Don Garber has been blunt about what this summer means. The MLS commissioner does not want the World Cup to feel like a concert that empties the building the moment the lights come up. He wants it to be a front porch, the thing that pulls people inside a house they did not know they wanted to enter. Whether that vision holds is the question that will define the next decade of American soccer.


A tournament built on MLS infrastructure
What separates 2026 from past tournaments is how deeply MLS is woven into the fabric of the event. Every one of the 13 World Cup host cities in the United States and Canada is home to an MLS club. National teams are training at facilities the league spent years building. The stadiums, the academies, the staff: much of the machinery that makes this tournament run was paid for and assembled by MLS owners.
- More than 11 billion dollars has been invested in MLS stadiums and infrastructure across North America.
That number reframes the league’s role. MLS is not a spectator at its own party. It is the host, and roughly 35 of its stadiums and training centers are being used for World Cup purposes. The visibility is enormous, and the timing could not be sharper.
The audience is already arriving
The most encouraging sign is that the surge started before a single World Cup match kicked off. Through the first three months of the 2026 season, MLS averaged 7.9 million live match viewers per week across streaming and television, a jump of 62 percent compared to the same stretch last year. That is not the slow drift of a maturing league. That is a spike.
Attendance tells a similar story. The league drew an average of 22,109 fans per match through May, with more than 4.8 million fans walking through the gates in three months. Several clubs set franchise records, and three matches cleared 72,000 spectators. For a league once mocked as a retirement home for aging European stars, the buildings are full and loud.
- A record 45 MLS players are competing at the 2026 World Cup, the most the league has ever sent.
That last figure is the quiet revolution. The average MLS player is now 26 years old, and the academies are producing talent that ends up on national teams rather than padding rosters at the close of long careers.
The calendar revolution nobody saw coming this fast
Here is where the reshaping becomes literal. In November 2025, MLS owners voted to tear up the schedule the league had used since 1996 and adopt a calendar that runs from summer into spring, mirroring Europe’s biggest leagues. The change begins in 2027 after a short transition season, and it solves problems that have nagged the league for years.
Aligning with the global calendar means MLS clubs can finally buy and sell players during the windows when the rest of the world is trading. It means fewer interruptions for international breaks. It means playoffs in May instead of frozen December nights. The World Cup did not cause this decision, but it sharpened the urgency. A league that wants to be taken seriously on the global stage cannot keep playing by its own clock.
The money question
Behind the romance sits a colder calculation. MLS franchises have become genuinely valuable assets, with the average club now worth about 767 million dollars and five clubs valued above a billion. Owners did not invest in this World Cup out of patriotism alone. They are betting that global attention converts into something durable.

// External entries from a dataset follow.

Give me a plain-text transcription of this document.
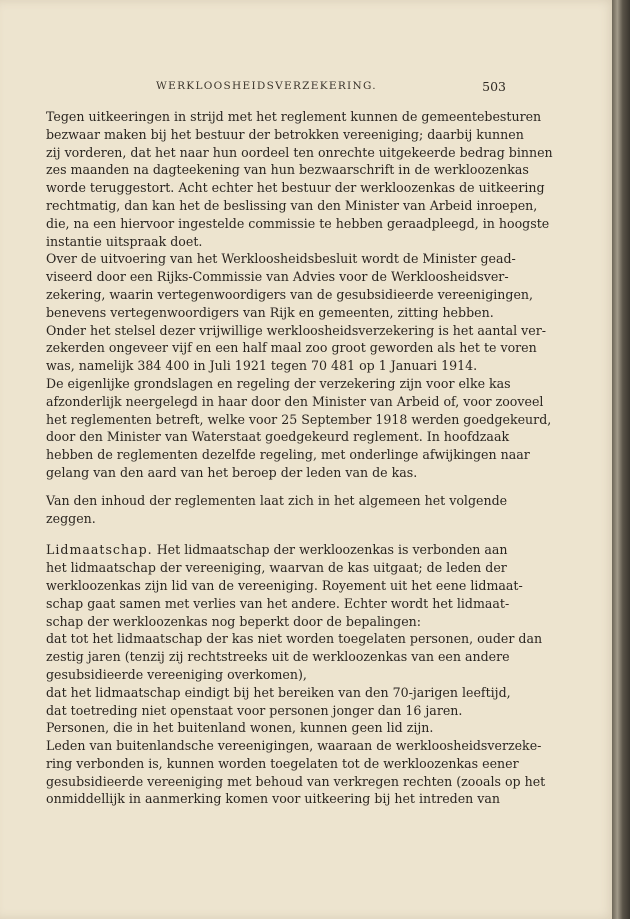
WERKLOOSHEIDSVERZEKERING.	503
Tegen uitkeeringen in strijd met het reglement kunnen de gemeentebesturen
bezwaar maken bij het bestuur der betrokken vereeniging; daarbij kunnen
zij vorderen, dat het naar hun oordeel ten onrechte uitgekeerde bedrag binnen
zes maanden na dagteekening van hun bezwaarschrift in de werkloozenkas
worde teruggestort. Acht echter het bestuur der werkloozenkas de uitkeering
rechtmatig, dan kan het de beslissing van den Minister van Arbeid inroepen,
die, na een hiervoor ingestelde commissie te hebben geraadpleegd, in hoogste
instantie uitspraak doet.
Over de uitvoering van het Werkloosheidsbesluit wordt de Minister gead-
viseerd door een Rijks-Commissie van Advies voor de Werkloosheidsver-
zekering, waarin vertegenwoordigers van de gesubsidieerde vereenigingen,
benevens vertegenwoordigers van Rijk en gemeenten, zitting hebben.
Onder het stelsel dezer vrijwillige werkloosheidsverzekering is het aantal ver-
zekerden ongeveer vijf en een half maal zoo groot geworden als het te voren
was, namelijk 384 400 in Juli 1921 tegen 70 481 op 1 Januari 1914.
De eigenlijke grondslagen en regeling der verzekering zijn voor elke kas
afzonderlijk neergelegd in haar door den Minister van Arbeid of, voor zooveel
het reglementen betreft, welke voor 25 September 1918 werden goedgekeurd,
door den Minister van Waterstaat goedgekeurd reglement. In hoofdzaak
hebben de reglementen dezelfde regeling, met onderlinge afwijkingen naar
gelang van den aard van het beroep der leden van de kas.
Van den inhoud der reglementen laat zich in het algemeen het volgende
zeggen.
Lidmaatschap. Het lidmaatschap der werkloozenkas is verbonden aan
het lidmaatschap der vereeniging, waarvan de kas uitgaat; de leden der
werkloozenkas zijn lid van de vereeniging. Royement uit het eene lidmaat-
schap gaat samen met verlies van het andere. Echter wordt het lidmaat-
schap der werkloozenkas nog beperkt door de bepalingen:
dat tot het lidmaatschap der kas niet worden toegelaten personen, ouder dan
zestig jaren (tenzij zij rechtstreeks uit de werkloozenkas van een andere
gesubsidieerde vereeniging overkomen),
dat het lidmaatschap eindigt bij het bereiken van den 70-jarigen leeftijd,
dat toetreding niet openstaat voor personen jonger dan 16 jaren.
Personen, die in het buitenland wonen, kunnen geen lid zijn.
Leden van buitenlandsche vereenigingen, waaraan de werkloosheidsverzeke-
ring verbonden is, kunnen worden toegelaten tot de werkloozenkas eener
gesubsidieerde vereeniging met behoud van verkregen rechten (zooals op het
onmiddellijk in aanmerking komen voor uitkeering bij het intreden van
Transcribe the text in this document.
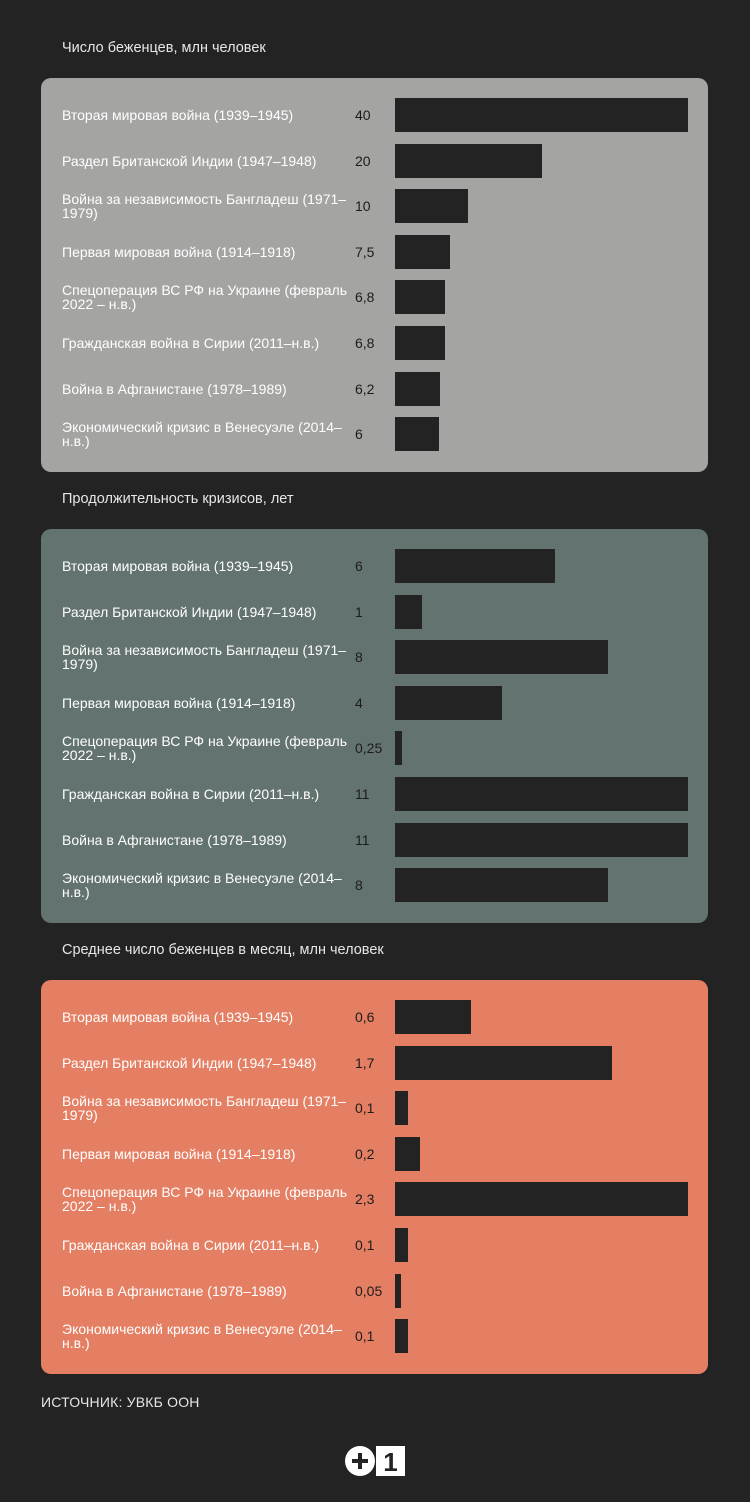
Число беженцев, млн человек
Вторая мировая война (1939–1945)	40
Раздел Британской Индии (1947–1948)	20
Война за независимость Бангладеш (1971–1979)	10
Первая мировая война (1914–1918)	7,5
Спецоперация ВС РФ на Украине (февраль 2022 – н.в.)	6,8
Гражданская война в Сирии (2011–н.в.)	6,8
Война в Афганистане (1978–1989)	6,2
Экономический кризис в Венесуэле (2014–н.в.)	6
Продолжительность кризисов, лет
Вторая мировая война (1939–1945)	6
Раздел Британской Индии (1947–1948)	1
Война за независимость Бангладеш (1971–1979)	8
Первая мировая война (1914–1918)	4
Спецоперация ВС РФ на Украине (февраль 2022 – н.в.)	0,25
Гражданская война в Сирии (2011–н.в.)	11
Война в Афганистане (1978–1989)	11
Экономический кризис в Венесуэле (2014–н.в.)	8
Среднее число беженцев в месяц, млн человек
Вторая мировая война (1939–1945)	0,6
Раздел Британской Индии (1947–1948)	1,7
Война за независимость Бангладеш (1971–1979)	0,1
Первая мировая война (1914–1918)	0,2
Спецоперация ВС РФ на Украине (февраль 2022 – н.в.)	2,3
Гражданская война в Сирии (2011–н.в.)	0,1
Война в Афганистане (1978–1989)	0,05
Экономический кризис в Венесуэле (2014–н.в.)	0,1
ИСТОЧНИК: УВКБ ООН
1
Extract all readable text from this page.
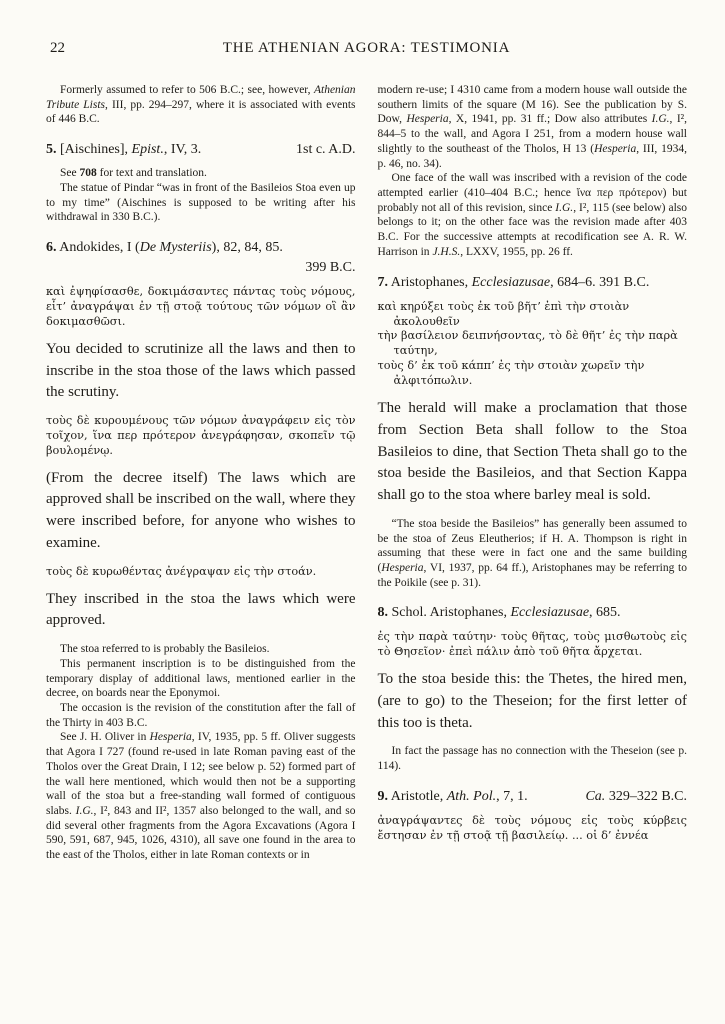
22	THE ATHENIAN AGORA: TESTIMONIA
Formerly assumed to refer to 506 B.C.; see, however, Athenian Tribute Lists, III, pp. 294–297, where it is associated with events of 446 B.C.
5. [Aischines], Epist., IV, 3.	1st c. A.D.
See 708 for text and translation.
The statue of Pindar “was in front of the Basileios Stoa even up to my time” (Aischines is supposed to be writing after his withdrawal in 330 B.C.).
6. Andokides, I (De Mysteriis), 82, 84, 85.
399 B.C.
καὶ ἐψηφίσασθε, δοκιμάσαντες πάντας τοὺς νόμους, εἶτ’ ἀναγράψαι ἐν τῇ στοᾷ τούτους τῶν νόμων οἳ ἂν δοκιμασθῶσι.
You decided to scrutinize all the laws and then to inscribe in the stoa those of the laws which passed the scrutiny.
τοὺς δὲ κυρουμένους τῶν νόμων ἀναγράφειν εἰς τὸν τοῖχον, ἵνα περ πρότερον ἀνεγράφησαν, σκοπεῖν τῷ βουλομένῳ.
(From the decree itself) The laws which are approved shall be inscribed on the wall, where they were inscribed before, for anyone who wishes to examine.
τοὺς δὲ κυρωθέντας ἀνέγραψαν εἰς τὴν στοάν.
They inscribed in the stoa the laws which were approved.
The stoa referred to is probably the Basileios.
This permanent inscription is to be distinguished from the temporary display of additional laws, mentioned earlier in the decree, on boards near the Eponymoi.
The occasion is the revision of the constitution after the fall of the Thirty in 403 B.C.
See J. H. Oliver in Hesperia, IV, 1935, pp. 5 ff. Oliver suggests that Agora I 727 (found re-used in late Roman paving east of the Tholos over the Great Drain, I 12; see below p. 52) formed part of the wall here mentioned, which would then not be a supporting wall of the stoa but a free-standing wall formed of contiguous slabs. I.G., I², 843 and II², 1357 also belonged to the wall, and so did several other fragments from the Agora Excavations (Agora I 590, 591, 687, 945, 1026, 4310), all save one found in the area to the east of the Tholos, either in late Roman contexts or in
modern re-use; I 4310 came from a modern house wall outside the southern limits of the square (M 16). See the publication by S. Dow, Hesperia, X, 1941, pp. 31 ff.; Dow also attributes I.G., I², 844–5 to the wall, and Agora I 251, from a modern house wall slightly to the southeast of the Tholos, H 13 (Hesperia, III, 1934, p. 46, no. 34).
One face of the wall was inscribed with a revision of the code attempted earlier (410–404 B.C.; hence ἵνα περ πρότερον) but probably not all of this revision, since I.G., I², 115 (see below) also belongs to it; on the other face was the revision made after 403 B.C. For the successive attempts at recodification see A. R. W. Harrison in J.H.S., LXXV, 1955, pp. 26 ff.
7. Aristophanes, Ecclesiazusae, 684–6. 391 B.C.
καὶ κηρύξει τοὺς ἐκ τοῦ βῆτ’ ἐπὶ τὴν στοιὰν ἀκολουθεῖν
τὴν βασίλειον δειπνήσοντας, τὸ δὲ θῆτ’ ἐς τὴν παρὰ ταύτην,
τοὺς δ’ ἐκ τοῦ κάππ’ ἐς τὴν στοιὰν χωρεῖν τὴν ἀλφιτόπωλιν.
The herald will make a proclamation that those from Section Beta shall follow to the Stoa Basileios to dine, that Section Theta shall go to the stoa beside the Basileios, and that Section Kappa shall go to the stoa where barley meal is sold.
“The stoa beside the Basileios” has generally been assumed to be the stoa of Zeus Eleutherios; if H. A. Thompson is right in assuming that these were in fact one and the same building (Hesperia, VI, 1937, pp. 64 ff.), Aristophanes may be referring to the Poikile (see p. 31).
8. Schol. Aristophanes, Ecclesiazusae, 685.
ἐς τὴν παρὰ ταύτην· τοὺς θῆτας, τοὺς μισθωτοὺς εἰς τὸ Θησεῖον· ἐπεὶ πάλιν ἀπὸ τοῦ θῆτα ἄρχεται.
To the stoa beside this: the Thetes, the hired men, (are to go) to the Theseion; for the first letter of this too is theta.
In fact the passage has no connection with the Theseion (see p. 114).
9. Aristotle, Ath. Pol., 7, 1.	Ca. 329–322 B.C.
ἀναγράψαντες δὲ τοὺς νόμους εἰς τοὺς κύρβεις ἔστησαν ἐν τῇ στοᾷ τῇ βασιλείῳ. ... οἱ δ’ ἐννέα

The next few years will test that bet directly. The league’s collective bargaining agreement with its players expires on January 31, 2028, and its media rights deal runs out in 2029. Both negotiations will be shaped by what happens after this summer. If MLS can prove that World Cup curiosity becomes loyalty to the regular season, it walks into those rooms with leverage. If the interest fades like a passing trend, it negotiates from a weaker position.
- Since the start of 2024, MLS clubs have spent or received more than 1 billion dollars in player transfers, more than the league’s first 25 years combined.
What reshaped really means
The honest answer is that nobody knows yet whether 2026 transforms MLS or merely flatters it. Tournaments have lifted host nations before, and the bounce has sometimes faded once the trophy left town. Garber and his owners clearly understand this. Their entire strategy, from the calendar overhaul to the infrastructure spending to the Apple partnership, is built to capture momentum that would otherwise evaporate.
What is different this time is preparation. MLS did not stumble into the World Cup. It spent eight years building toward it, treating the tournament as a North Star rather than a windfall. The league reaches nearly 113 million social media followers and owns the youngest fan base in American team sports. The raw materials for a lasting shift are all present.
The reshaping, then, is less about a single summer and more about whether MLS uses it correctly. The 2026 World Cup handed American soccer its loudest microphone ever. What the league says into it, and whether anyone is still listening in September, will decide whether this was a celebration or a turning point.